We understand now that the expression of DNA repair enzymes increases during the induction of the desiccation process. We also noticed that larvae in a physiological state between the active and the desiccated forms, when exposed to ion beam irradiation, did survive longer as the exposure was performed closer to the desiccated state. On the basis of these results, we suggested that the DNA repair function was enhanced gradually during the process of desiccation.

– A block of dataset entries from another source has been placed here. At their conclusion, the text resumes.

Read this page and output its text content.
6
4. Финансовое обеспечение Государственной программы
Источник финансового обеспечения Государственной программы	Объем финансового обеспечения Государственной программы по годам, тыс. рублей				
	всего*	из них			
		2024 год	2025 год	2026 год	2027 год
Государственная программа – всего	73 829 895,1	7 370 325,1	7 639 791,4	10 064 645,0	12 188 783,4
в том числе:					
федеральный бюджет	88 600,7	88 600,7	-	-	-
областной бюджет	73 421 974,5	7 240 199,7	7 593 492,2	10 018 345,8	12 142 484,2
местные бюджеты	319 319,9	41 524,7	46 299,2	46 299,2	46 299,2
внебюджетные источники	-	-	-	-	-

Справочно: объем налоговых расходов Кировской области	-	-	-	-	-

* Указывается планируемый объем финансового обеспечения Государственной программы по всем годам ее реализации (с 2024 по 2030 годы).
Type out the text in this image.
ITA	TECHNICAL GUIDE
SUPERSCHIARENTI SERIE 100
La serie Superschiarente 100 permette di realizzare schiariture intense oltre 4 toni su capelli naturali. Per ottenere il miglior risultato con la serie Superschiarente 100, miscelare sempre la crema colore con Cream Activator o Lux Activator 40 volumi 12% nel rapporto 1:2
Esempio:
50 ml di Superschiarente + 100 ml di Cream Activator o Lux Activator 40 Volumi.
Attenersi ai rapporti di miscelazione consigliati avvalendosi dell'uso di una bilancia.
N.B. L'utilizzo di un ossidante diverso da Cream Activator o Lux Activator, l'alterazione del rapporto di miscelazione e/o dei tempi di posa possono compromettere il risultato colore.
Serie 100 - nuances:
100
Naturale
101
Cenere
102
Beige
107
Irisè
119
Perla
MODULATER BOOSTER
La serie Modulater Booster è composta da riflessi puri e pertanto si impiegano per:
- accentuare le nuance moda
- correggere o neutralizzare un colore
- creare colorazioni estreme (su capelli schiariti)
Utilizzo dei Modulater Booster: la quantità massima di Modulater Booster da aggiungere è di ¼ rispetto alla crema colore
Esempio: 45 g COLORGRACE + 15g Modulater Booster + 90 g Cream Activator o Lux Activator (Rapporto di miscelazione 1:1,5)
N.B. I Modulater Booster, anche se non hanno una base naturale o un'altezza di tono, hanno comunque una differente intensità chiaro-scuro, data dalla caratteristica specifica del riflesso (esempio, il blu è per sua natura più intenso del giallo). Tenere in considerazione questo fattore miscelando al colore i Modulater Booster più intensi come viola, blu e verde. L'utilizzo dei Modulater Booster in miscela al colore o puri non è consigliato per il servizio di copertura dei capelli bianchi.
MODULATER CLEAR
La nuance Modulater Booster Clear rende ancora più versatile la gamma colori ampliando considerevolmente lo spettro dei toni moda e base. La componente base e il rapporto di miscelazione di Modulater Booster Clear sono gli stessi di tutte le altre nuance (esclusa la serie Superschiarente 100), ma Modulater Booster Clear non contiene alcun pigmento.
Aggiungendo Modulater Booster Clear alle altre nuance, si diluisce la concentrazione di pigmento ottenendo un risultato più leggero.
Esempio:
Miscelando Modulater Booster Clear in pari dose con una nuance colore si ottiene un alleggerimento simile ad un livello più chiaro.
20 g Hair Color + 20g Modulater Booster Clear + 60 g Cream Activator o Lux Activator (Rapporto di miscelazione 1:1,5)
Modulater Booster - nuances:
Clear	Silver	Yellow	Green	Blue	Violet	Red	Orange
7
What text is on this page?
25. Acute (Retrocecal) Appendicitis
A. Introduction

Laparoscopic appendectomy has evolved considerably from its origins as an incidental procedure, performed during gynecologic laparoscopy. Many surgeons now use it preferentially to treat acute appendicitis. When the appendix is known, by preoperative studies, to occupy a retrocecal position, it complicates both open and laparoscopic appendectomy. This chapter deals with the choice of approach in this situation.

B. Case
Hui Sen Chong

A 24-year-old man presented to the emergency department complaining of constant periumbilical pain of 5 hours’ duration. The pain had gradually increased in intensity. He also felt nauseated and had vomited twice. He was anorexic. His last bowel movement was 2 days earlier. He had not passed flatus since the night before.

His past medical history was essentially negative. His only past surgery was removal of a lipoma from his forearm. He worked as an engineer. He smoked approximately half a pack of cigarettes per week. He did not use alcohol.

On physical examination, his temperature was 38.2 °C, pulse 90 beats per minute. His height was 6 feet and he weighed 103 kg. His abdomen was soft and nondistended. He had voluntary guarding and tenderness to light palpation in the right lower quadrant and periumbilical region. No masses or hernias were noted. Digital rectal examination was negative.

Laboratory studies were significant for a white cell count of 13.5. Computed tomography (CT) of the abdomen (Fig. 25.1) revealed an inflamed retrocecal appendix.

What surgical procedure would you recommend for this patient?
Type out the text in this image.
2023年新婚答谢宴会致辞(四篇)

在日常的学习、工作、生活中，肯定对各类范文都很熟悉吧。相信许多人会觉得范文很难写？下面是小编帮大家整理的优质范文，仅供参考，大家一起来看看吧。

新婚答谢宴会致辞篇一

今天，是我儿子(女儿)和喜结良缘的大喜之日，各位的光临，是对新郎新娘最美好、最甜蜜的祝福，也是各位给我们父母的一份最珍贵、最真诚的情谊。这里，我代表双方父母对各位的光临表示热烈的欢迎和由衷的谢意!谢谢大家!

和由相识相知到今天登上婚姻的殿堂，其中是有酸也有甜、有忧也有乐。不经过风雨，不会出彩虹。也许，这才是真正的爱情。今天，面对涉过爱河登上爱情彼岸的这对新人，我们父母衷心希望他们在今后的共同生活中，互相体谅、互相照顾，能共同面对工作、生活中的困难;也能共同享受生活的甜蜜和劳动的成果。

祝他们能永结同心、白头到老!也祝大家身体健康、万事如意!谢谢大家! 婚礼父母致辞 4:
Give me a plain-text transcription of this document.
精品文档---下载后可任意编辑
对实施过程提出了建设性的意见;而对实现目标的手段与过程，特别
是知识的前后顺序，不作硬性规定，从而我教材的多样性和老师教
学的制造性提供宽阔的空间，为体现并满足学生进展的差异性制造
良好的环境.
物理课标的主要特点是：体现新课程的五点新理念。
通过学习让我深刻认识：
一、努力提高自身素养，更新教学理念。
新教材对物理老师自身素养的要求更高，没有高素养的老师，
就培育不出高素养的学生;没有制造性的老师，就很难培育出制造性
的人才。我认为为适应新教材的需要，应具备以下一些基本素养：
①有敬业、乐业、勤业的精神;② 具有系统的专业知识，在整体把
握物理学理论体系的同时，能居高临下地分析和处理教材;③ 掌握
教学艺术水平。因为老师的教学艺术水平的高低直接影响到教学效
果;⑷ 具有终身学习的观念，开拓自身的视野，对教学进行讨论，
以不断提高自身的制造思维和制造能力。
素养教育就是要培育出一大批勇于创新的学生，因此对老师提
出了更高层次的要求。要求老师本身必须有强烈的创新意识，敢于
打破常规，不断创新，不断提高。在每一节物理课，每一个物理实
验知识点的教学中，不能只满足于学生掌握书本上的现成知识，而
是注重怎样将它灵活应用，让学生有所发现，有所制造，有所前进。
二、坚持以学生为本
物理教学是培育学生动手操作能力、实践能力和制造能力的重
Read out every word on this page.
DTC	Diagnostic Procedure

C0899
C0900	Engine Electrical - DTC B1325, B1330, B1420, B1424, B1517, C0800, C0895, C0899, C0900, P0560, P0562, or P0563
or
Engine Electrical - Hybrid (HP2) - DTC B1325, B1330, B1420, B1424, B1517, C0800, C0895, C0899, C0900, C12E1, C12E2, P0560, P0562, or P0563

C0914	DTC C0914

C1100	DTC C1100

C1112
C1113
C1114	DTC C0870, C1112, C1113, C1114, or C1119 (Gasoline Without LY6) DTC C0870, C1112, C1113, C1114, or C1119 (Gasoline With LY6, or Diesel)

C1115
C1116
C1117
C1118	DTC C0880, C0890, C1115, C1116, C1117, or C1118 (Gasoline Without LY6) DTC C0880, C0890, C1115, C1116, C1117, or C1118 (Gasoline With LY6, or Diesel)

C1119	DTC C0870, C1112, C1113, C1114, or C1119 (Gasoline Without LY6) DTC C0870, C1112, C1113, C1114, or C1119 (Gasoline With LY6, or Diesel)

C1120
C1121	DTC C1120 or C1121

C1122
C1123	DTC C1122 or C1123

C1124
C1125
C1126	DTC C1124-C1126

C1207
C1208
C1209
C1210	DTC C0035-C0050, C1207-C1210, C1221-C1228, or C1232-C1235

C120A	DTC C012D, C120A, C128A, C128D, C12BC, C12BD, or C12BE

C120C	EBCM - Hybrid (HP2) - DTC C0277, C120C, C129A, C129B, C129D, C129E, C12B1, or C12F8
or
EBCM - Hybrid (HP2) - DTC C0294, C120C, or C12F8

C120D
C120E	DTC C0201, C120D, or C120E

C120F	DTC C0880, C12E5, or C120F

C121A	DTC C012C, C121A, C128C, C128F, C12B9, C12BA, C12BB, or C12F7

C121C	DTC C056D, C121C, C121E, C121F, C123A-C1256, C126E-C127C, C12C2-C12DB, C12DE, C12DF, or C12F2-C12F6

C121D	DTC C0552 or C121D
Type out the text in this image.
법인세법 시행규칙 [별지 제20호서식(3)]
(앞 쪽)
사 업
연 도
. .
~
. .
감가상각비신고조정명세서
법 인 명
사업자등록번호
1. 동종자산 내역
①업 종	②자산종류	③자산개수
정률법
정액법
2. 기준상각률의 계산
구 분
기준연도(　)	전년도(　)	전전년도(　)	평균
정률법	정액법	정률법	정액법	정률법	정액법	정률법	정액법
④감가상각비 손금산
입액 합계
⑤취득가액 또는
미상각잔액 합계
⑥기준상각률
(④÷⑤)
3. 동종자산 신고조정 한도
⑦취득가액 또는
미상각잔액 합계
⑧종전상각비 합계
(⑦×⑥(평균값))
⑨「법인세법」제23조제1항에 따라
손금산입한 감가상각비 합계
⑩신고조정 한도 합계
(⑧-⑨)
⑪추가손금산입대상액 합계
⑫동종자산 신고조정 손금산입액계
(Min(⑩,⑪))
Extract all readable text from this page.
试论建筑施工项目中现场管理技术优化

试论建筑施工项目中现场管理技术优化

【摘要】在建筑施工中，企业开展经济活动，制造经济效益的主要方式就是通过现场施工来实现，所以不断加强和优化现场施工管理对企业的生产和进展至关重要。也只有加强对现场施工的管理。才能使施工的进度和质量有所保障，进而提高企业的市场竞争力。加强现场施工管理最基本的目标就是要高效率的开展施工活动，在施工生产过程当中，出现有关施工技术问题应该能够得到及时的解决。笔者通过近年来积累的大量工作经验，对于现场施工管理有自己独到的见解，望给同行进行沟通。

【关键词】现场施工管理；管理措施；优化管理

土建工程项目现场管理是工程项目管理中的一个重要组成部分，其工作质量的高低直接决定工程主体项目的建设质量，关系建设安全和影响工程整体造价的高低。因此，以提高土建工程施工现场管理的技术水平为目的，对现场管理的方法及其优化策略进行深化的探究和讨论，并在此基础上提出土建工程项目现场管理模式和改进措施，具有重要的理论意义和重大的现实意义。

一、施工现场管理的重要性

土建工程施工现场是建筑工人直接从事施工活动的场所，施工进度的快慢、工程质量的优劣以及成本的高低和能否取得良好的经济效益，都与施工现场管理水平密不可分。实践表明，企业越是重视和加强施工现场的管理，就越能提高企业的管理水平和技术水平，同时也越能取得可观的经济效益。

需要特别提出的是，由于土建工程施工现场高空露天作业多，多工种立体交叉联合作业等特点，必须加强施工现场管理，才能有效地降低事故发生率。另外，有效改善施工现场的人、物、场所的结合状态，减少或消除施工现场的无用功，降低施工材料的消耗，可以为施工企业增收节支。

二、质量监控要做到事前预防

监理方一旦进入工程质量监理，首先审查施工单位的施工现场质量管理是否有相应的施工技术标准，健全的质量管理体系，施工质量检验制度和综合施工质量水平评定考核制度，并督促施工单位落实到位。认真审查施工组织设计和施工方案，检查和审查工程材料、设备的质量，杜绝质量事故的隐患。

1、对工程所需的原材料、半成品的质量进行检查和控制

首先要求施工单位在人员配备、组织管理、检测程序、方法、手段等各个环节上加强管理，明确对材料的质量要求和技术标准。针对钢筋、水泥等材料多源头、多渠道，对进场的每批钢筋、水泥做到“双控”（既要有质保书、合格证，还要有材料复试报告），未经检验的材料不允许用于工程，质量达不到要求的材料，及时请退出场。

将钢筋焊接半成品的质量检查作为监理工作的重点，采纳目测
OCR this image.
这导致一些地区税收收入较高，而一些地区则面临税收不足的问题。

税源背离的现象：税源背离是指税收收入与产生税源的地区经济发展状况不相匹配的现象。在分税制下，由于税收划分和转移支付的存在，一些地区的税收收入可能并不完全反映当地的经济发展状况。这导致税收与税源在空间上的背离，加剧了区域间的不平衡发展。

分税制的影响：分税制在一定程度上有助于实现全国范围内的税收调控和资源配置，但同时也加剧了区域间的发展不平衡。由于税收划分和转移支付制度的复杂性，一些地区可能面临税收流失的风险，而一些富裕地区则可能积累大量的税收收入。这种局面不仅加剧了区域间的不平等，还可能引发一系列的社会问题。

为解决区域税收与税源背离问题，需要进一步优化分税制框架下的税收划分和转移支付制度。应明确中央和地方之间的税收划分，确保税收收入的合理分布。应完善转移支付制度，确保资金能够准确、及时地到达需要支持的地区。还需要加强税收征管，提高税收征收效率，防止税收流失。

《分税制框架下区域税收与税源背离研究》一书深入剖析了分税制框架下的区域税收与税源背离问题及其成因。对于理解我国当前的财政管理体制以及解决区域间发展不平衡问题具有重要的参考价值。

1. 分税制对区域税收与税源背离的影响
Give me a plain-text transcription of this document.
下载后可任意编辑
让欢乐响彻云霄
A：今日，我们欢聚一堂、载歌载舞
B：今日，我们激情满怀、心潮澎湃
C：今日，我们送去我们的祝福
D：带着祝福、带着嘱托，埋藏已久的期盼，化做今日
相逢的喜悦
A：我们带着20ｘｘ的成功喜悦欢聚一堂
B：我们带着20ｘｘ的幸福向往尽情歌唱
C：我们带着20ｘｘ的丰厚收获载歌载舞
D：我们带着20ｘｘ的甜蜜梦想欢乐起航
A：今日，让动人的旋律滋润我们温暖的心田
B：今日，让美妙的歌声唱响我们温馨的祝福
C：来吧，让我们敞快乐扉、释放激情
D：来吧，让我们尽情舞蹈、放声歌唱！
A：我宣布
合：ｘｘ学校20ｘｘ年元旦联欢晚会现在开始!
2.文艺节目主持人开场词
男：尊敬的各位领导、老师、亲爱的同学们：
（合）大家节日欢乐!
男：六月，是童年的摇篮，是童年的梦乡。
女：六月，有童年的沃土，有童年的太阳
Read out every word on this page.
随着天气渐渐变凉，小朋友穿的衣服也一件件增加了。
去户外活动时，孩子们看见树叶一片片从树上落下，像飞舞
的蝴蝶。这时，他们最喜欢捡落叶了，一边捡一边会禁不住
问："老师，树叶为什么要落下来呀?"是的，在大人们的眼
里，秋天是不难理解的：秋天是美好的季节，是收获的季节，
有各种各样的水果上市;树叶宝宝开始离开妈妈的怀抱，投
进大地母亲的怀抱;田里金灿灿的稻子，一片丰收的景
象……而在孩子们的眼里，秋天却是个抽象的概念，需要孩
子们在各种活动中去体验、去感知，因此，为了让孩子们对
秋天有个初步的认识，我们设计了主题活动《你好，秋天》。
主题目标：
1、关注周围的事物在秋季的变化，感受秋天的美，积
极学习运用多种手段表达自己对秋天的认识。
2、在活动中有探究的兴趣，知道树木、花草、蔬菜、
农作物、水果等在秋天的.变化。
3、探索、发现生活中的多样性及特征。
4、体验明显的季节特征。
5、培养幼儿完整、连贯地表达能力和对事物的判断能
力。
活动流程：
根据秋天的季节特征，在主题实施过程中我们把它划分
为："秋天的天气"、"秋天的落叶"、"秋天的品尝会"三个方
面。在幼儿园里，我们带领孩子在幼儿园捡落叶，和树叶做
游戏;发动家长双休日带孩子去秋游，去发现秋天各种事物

We would like to stress here the fact, that the character of anhydrobiosis has evolved in order to protect the body against desiccation, and that this character is required to withstand the desiccated state until recovery. In other words, this suggests that this character is needed because cells are damaged during desiccation. We investigated the level of damage to DNA in the cells just after recovery, using a technique called Comet Assay, and the DNA of almost every cell was actually broken. Until recently, we believed that cells were fully protected against damages during anhydrobiosis, since the sleeping chironomid was able to survive, even in a totally desiccated state. However, dehydration represents a severe stress and DNA was damaged in cells. Nevertheless, we suggest that those damages do not exceed the recovering capacity of the sleeping chironomid, which prepared DNA repair enzymes in advance.